Os sistemas de proteção social, difundidos ao mundo a partir dos países europeus ao longo do século XX, consideravam que aquela de natureza previdenciária dependia de três condições básicas: crescimento com aumento do emprego e da produtividade; perfil de renda dos atuais ocupados mais favorável que aquele observado para a geração anterior; e mobilidade sócio-econômica. Este três elementos eram vistos como fundamentais em razão de permitirem que a receita previdenciária atual fosse potencialmente mais elevada que os gastos correntes do sistema, devido ao nível de emprego mais elevado e o padrão de remuneração mais favorável dos trabalhadores presentes no mercado de trabalho, em comparação ao observado para a geração anterior.

Todas essas condições encontram-se ausentes hoje na sociedade brasileira. E, portanto, deverão ser reconquistadas para a sustentação de qualquer sistema de previdência que venha ser estabelecido futuramente.

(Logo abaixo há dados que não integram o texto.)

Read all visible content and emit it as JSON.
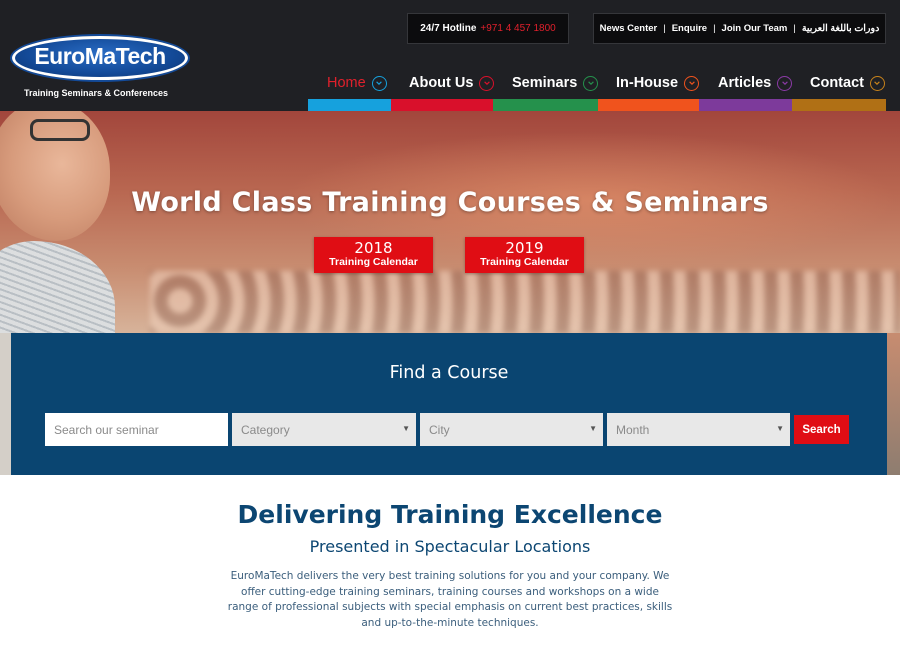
{
  "brand": {
    "logo_text": "EuroMaTech",
    "tagline": "Training Seminars & Conferences"
  },
  "topbar": {
    "hotline_label": "24/7 Hotline",
    "hotline_number": "+971 4 457 1800",
    "links": [
      "News Center",
      "Enquire",
      "Join Our Team",
      "دورات باللغة العربية"
    ]
  },
  "nav": {
    "items": [
      {
        "label": "Home",
        "color": "#e0202c",
        "strip": "#16a1dd"
      },
      {
        "label": "About Us",
        "color": "#e0202c",
        "strip": "#d9102b"
      },
      {
        "label": "Seminars",
        "color": "#2a9a4b",
        "strip": "#25914c"
      },
      {
        "label": "In-House",
        "color": "#f0591e",
        "strip": "#f0531d"
      },
      {
        "label": "Articles",
        "color": "#8b3aa6",
        "strip": "#7d3a9b"
      },
      {
        "label": "Contact",
        "color": "#c7821b",
        "strip": "#b07015"
      }
    ]
  },
  "hero": {
    "title": "World Class Training Courses & Seminars",
    "calendars": [
      {
        "year": "2018",
        "label": "Training Calendar"
      },
      {
        "year": "2019",
        "label": "Training Calendar"
      }
    ]
  },
  "finder": {
    "title": "Find a Course",
    "search_placeholder": "Search our seminar",
    "category": "Category",
    "city": "City",
    "month": "Month",
    "search_button": "Search"
  },
  "intro": {
    "title": "Delivering Training Excellence",
    "subtitle": "Presented in Spectacular Locations",
    "body": "EuroMaTech delivers the very best training solutions for you and your company. We offer cutting-edge training seminars, training courses and workshops on a wide range of professional subjects with special emphasis on current best practices, skills and up-to-the-minute techniques."
  },
  "colors": {
    "header_bg": "#1f2024",
    "accent_red": "#e00d14",
    "navy": "#0a4571"
  }
}
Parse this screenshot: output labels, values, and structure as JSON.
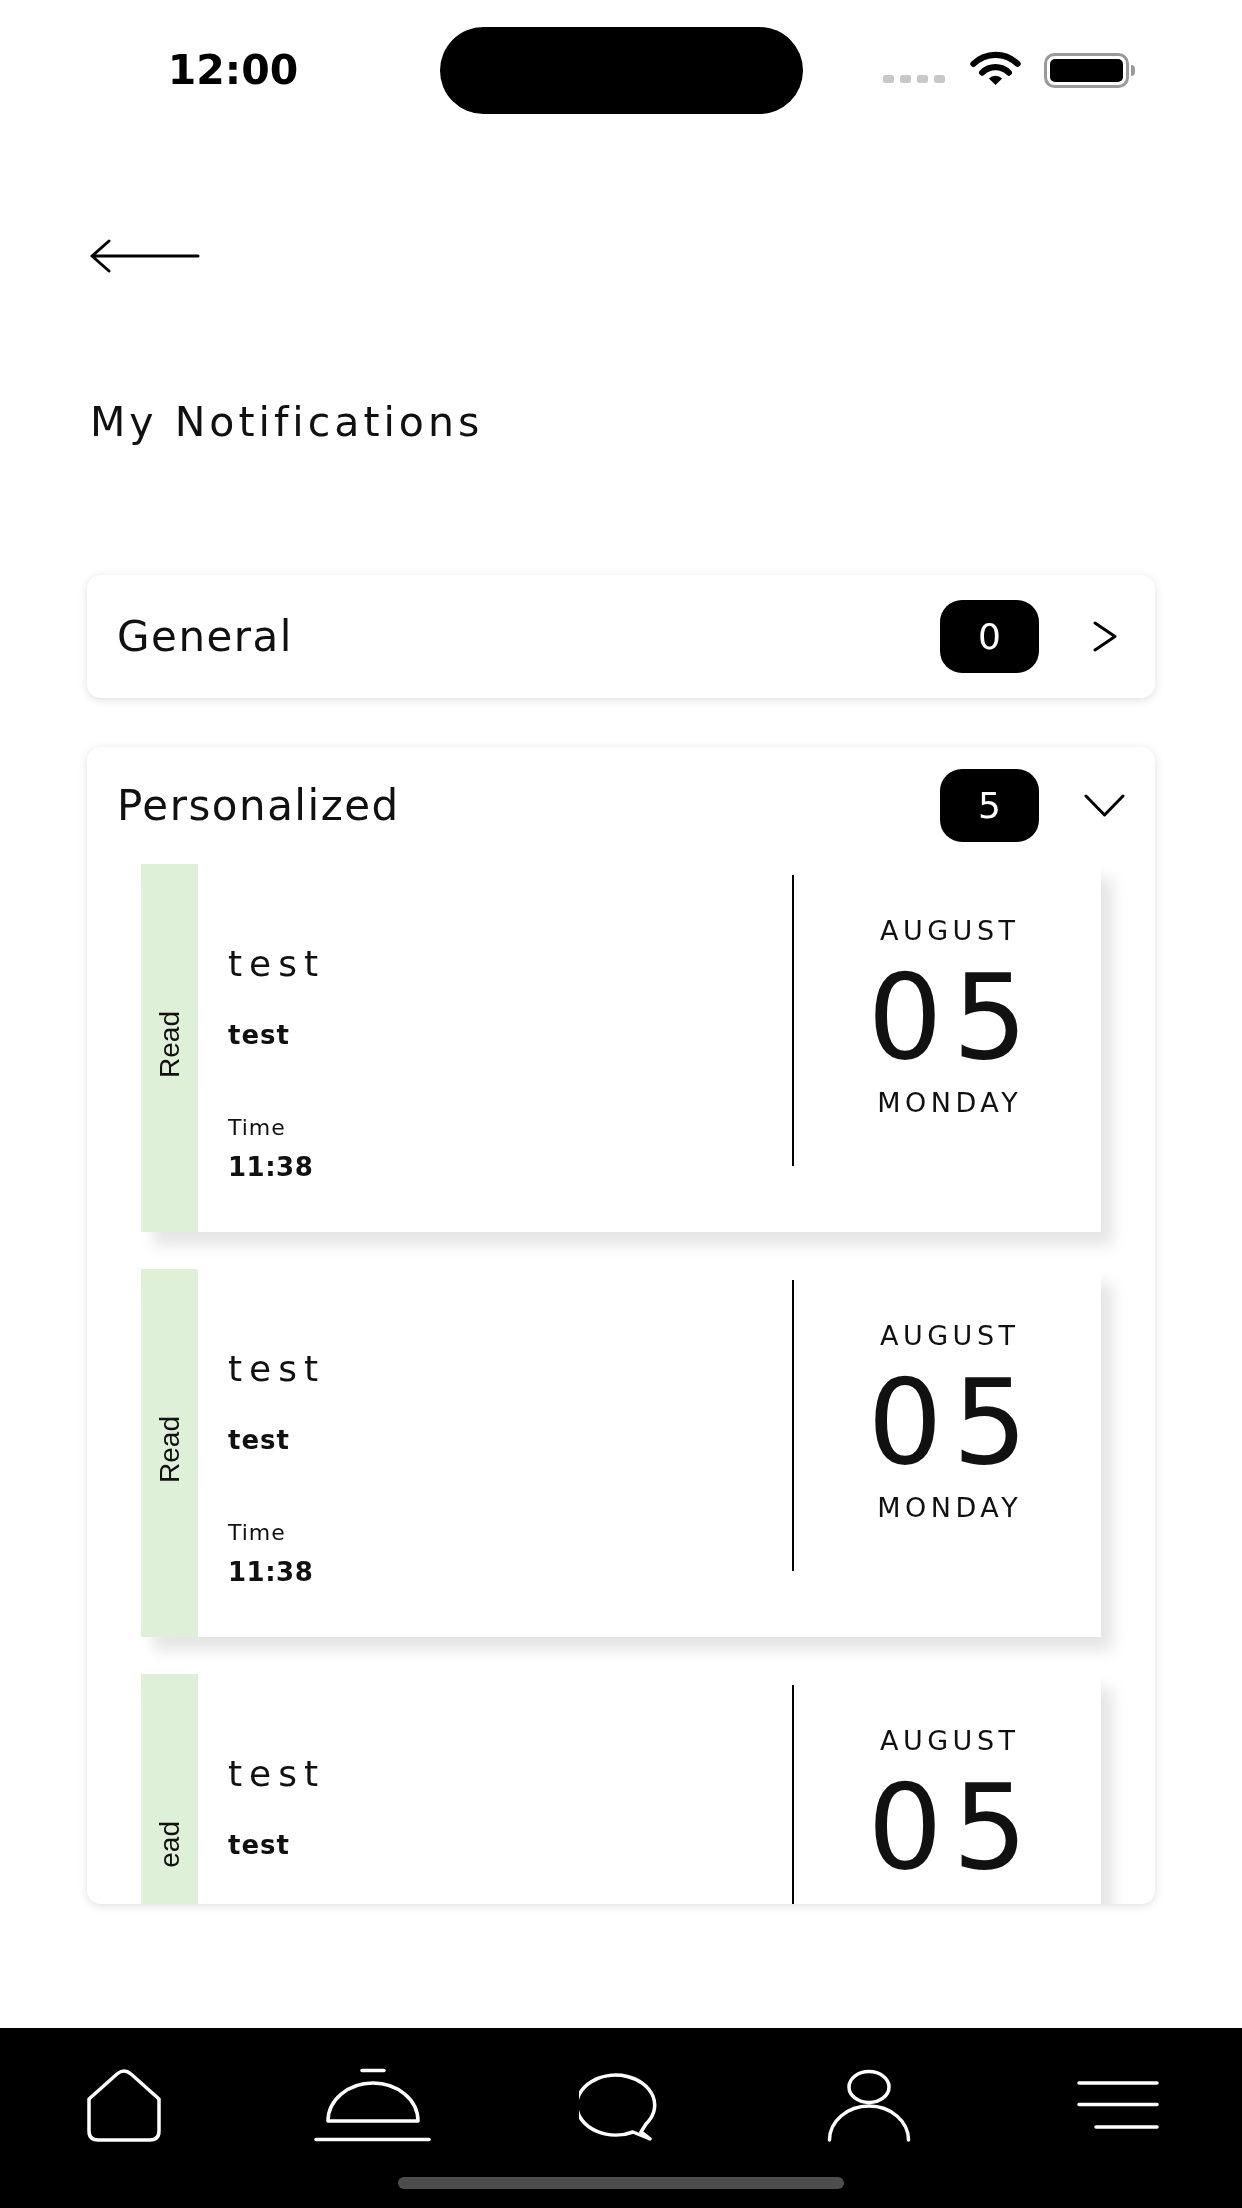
{
  "status_bar": {
    "time": "12:00"
  },
  "header": {
    "title": "My Notifications"
  },
  "sections": [
    {
      "title": "General",
      "count": "0",
      "expanded": false
    },
    {
      "title": "Personalized",
      "count": "5",
      "expanded": true,
      "notifications": [
        {
          "status": "Read",
          "title": "test",
          "body": "test",
          "time_label": "Time",
          "time": "11:38",
          "month": "AUGUST",
          "day": "05",
          "weekday": "MONDAY"
        },
        {
          "status": "Read",
          "title": "test",
          "body": "test",
          "time_label": "Time",
          "time": "11:38",
          "month": "AUGUST",
          "day": "05",
          "weekday": "MONDAY"
        },
        {
          "status": "ead",
          "title": "test",
          "body": "test",
          "month": "AUGUST",
          "day": "05"
        }
      ]
    }
  ]
}
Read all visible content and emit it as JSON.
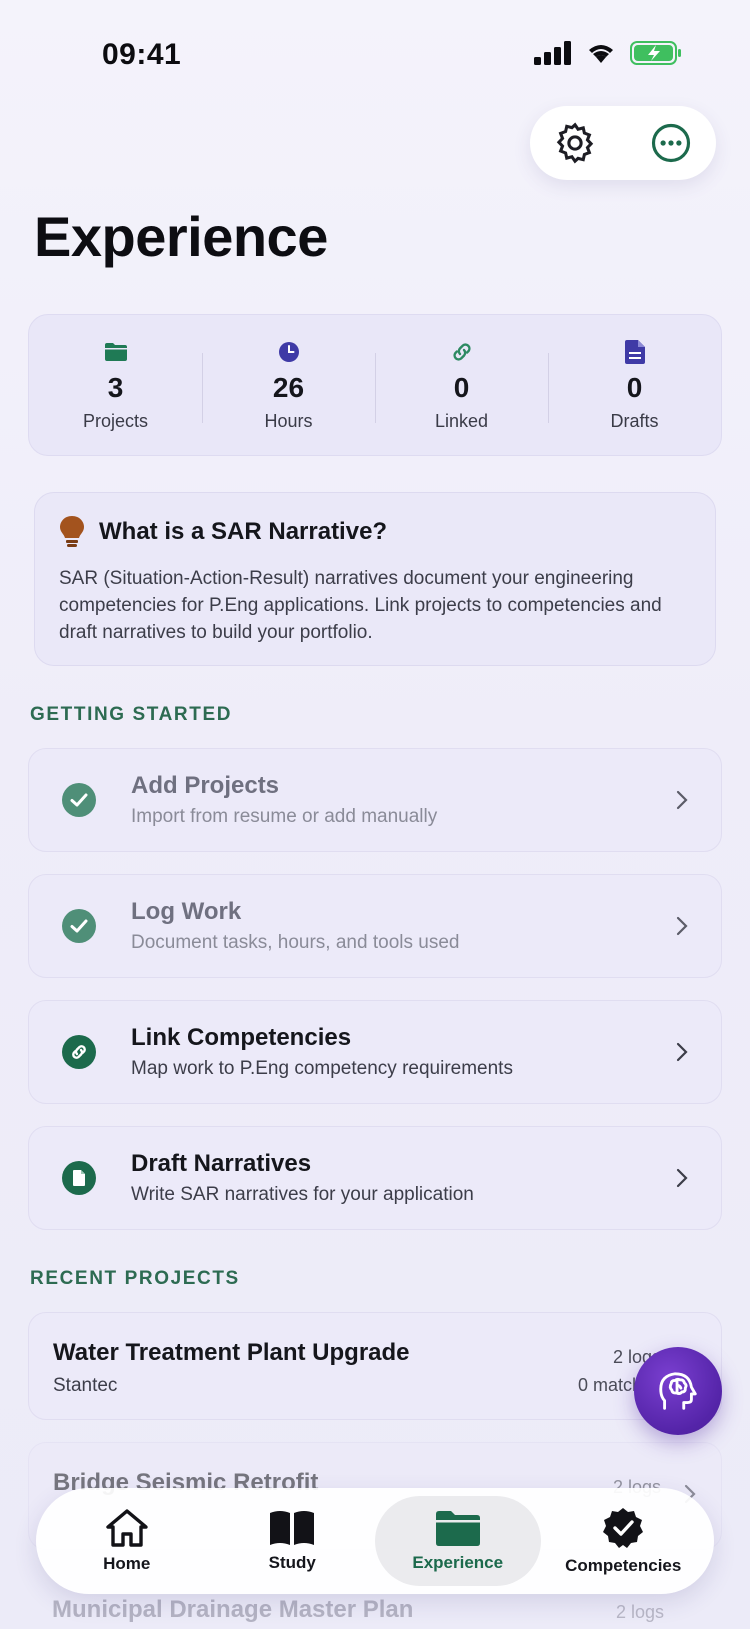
{
  "status_bar": {
    "time": "09:41"
  },
  "header": {
    "title": "Experience",
    "settings_icon": "gear-icon",
    "more_icon": "more-icon"
  },
  "stats": [
    {
      "icon": "folder-icon",
      "value": "3",
      "label": "Projects",
      "color": "#1f7a55"
    },
    {
      "icon": "clock-icon",
      "value": "26",
      "label": "Hours",
      "color": "#3f3aa6"
    },
    {
      "icon": "link-icon",
      "value": "0",
      "label": "Linked",
      "color": "#2d8a62"
    },
    {
      "icon": "document-icon",
      "value": "0",
      "label": "Drafts",
      "color": "#3f3aa6"
    }
  ],
  "info": {
    "icon": "lightbulb-icon",
    "title": "What is a SAR Narrative?",
    "body": "SAR (Situation-Action-Result) narratives document your engineering competencies for P.Eng applications. Link projects to competencies and draft narratives to build your portfolio."
  },
  "getting_started": {
    "label": "GETTING STARTED",
    "steps": [
      {
        "title": "Add Projects",
        "subtitle": "Import from resume or add manually",
        "done": true
      },
      {
        "title": "Log Work",
        "subtitle": "Document tasks, hours, and tools used",
        "done": true
      },
      {
        "title": "Link Competencies",
        "subtitle": "Map work to P.Eng competency requirements",
        "done": false
      },
      {
        "title": "Draft Narratives",
        "subtitle": "Write SAR narratives for your application",
        "done": false
      }
    ]
  },
  "recent_projects": {
    "label": "RECENT PROJECTS",
    "items": [
      {
        "name": "Water Treatment Plant Upgrade",
        "org": "Stantec",
        "logs": "2 logs",
        "matches": "0 matches"
      },
      {
        "name": "Bridge Seismic Retrofit",
        "logs": "2 logs"
      },
      {
        "name": "Municipal Drainage Master Plan",
        "logs": "2 logs"
      }
    ]
  },
  "fab": {
    "icon": "brain-icon"
  },
  "tabs": [
    {
      "label": "Home",
      "icon": "home-icon",
      "active": false
    },
    {
      "label": "Study",
      "icon": "book-icon",
      "active": false
    },
    {
      "label": "Experience",
      "icon": "folder-icon",
      "active": true
    },
    {
      "label": "Competencies",
      "icon": "badge-check-icon",
      "active": false
    }
  ],
  "colors": {
    "accent": "#1c6a4c",
    "done_check": "#4f8f78",
    "fab": "#5424a8"
  }
}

Esta agenda básica é suficiente para mostrar a deficiência da estratégia anterior de reforma da previdência, mas ao mesmo tempo o desafio que deverá defrontar a sociedade em relação ao seu debate e a construção de uma nova perspectiva para a reorganização do sistema.

Ademais, uma discussão mais cuidadosa do RGPS exigirá obrigatoriamente que se construa um novo compromisso da política econômica com a política social. E, principalmente, com o crescimento e o desenvolvimento do país. Afinal, na ausência desses não haverá sistema previdenciário sustentável, como bem mostram as experiências com êxito dos países desenvolvidos.

Evidencia-se, enfim, o desafio que o tema transmite para a sociedade brasileira, bem como a mediocridade que dominou sua discussão até recentemente.

Claudio Salvadori Dedecca é Professor do Instituto de Economia da Unicamp.